Ross Levinsohn (up next), Bain’s former boss at News Corp., says, “I’ve always said I’d probably end up working for him one day.” —E.G.


Ross Levinsohn
Executive vp, Americas
Yahoo
In 1989, when Ross Levinsohn encountered CD-ROMs at HBO—where he was head of product and marketing—he thought, “Wow, here’s a way to reach, at the time, a million people directly with no middleman,” he says.

Still, in 1996, when he was approached by a new sports website based in Florida, he thought twice. “I’d just gotten married [he now has two kids], I was a born and bred New Yorker,” he says. But he signed up at Sportsline, which later became CBS Sportsline, dramatically changing the course of his career.

From there, Levinsohn went to AltaVista, and then Fox Sports, eventually becoming president of Fox Interactive Media. In 2007, he and Jonathan Miller (then recently departed from AOL) created what became Fuse Capital, a venture firm.

Levinsohn was lured away to Yahoo late last year.
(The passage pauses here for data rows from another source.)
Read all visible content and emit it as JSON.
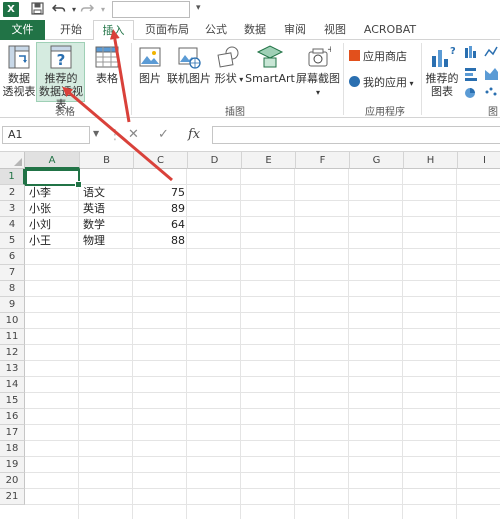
{
  "quick_access": {
    "logo": "X",
    "save_icon": "save-icon",
    "undo_icon": "undo-icon",
    "redo_icon": "redo-icon",
    "customize_caret": "▾"
  },
  "tabs": [
    {
      "label": "文件",
      "name": "tab-file"
    },
    {
      "label": "开始",
      "name": "tab-home"
    },
    {
      "label": "插入",
      "name": "tab-insert"
    },
    {
      "label": "页面布局",
      "name": "tab-page-layout"
    },
    {
      "label": "公式",
      "name": "tab-formulas"
    },
    {
      "label": "数据",
      "name": "tab-data"
    },
    {
      "label": "审阅",
      "name": "tab-review"
    },
    {
      "label": "视图",
      "name": "tab-view"
    },
    {
      "label": "ACROBAT",
      "name": "tab-acrobat"
    }
  ],
  "ribbon": {
    "tables": {
      "pivot_line1": "数据",
      "pivot_line2": "透视表",
      "recommended_line1": "推荐的",
      "recommended_line2": "数据透视表",
      "table_label": "表格",
      "group_label": "表格"
    },
    "illustrations": {
      "pictures": "图片",
      "online_pictures": "联机图片",
      "shapes": "形状",
      "smartart": "SmartArt",
      "screenshot": "屏幕截图",
      "group_label": "插图"
    },
    "apps": {
      "store": "应用商店",
      "my_apps": "我的应用",
      "group_label": "应用程序"
    },
    "charts": {
      "recommended_line1": "推荐的",
      "recommended_line2": "图表",
      "group_label_partial": "图"
    }
  },
  "formula_bar": {
    "namebox_value": "A1",
    "cancel_icon": "✕",
    "enter_icon": "✓",
    "fx_label": "fx"
  },
  "grid": {
    "columns": [
      "A",
      "B",
      "C",
      "D",
      "E",
      "F",
      "G",
      "H",
      "I"
    ],
    "rows": [
      "1",
      "2",
      "3",
      "4",
      "5",
      "6",
      "7",
      "8",
      "9",
      "10",
      "11",
      "12",
      "13",
      "14",
      "15",
      "16",
      "17",
      "18",
      "19",
      "20",
      "21"
    ],
    "data": [
      [
        "",
        "",
        ""
      ],
      [
        "小李",
        "语文",
        "75"
      ],
      [
        "小张",
        "英语",
        "89"
      ],
      [
        "小刘",
        "数学",
        "64"
      ],
      [
        "小王",
        "物理",
        "88"
      ]
    ]
  },
  "colors": {
    "accent": "#217346",
    "arrow": "#d9413a"
  }
}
He’s part of the new leadership team put together by CEO Carol Bartz, charged—in tandem with Blake Irving, chief product officer—with reviving the brand. —E.G.


Neal Mohan
Vp, product management
Google
The public face of Google in its effort to get ad dollars is in high demand. How high? Earlier this year, Neal Mohan reportedly was paid tens of millions of dollars to turn down a job offer from Twitter.

Mohan, who joined Google in 2008 as part of the company’s acquisition of DoubleClick, says it was in high school that he wrote his first big program—educational software for organic chemistry. “I know, very, very geeky,” he says.

After studying electrical engineering in Stanford in the 1990s (he returned in 2003 for an MBA), Mohan worked as a consultant with Accenture. He then joined NetGravity, one of the first companies to build ad servers for Internet publishers.

“That was well before . . . people even knew what an ad unit could or should look like,” Mohan says. “I fell in love with this mixture of technology and [its] application to media and how digital advertising was the means to kind of bridge the gap.” —K.H.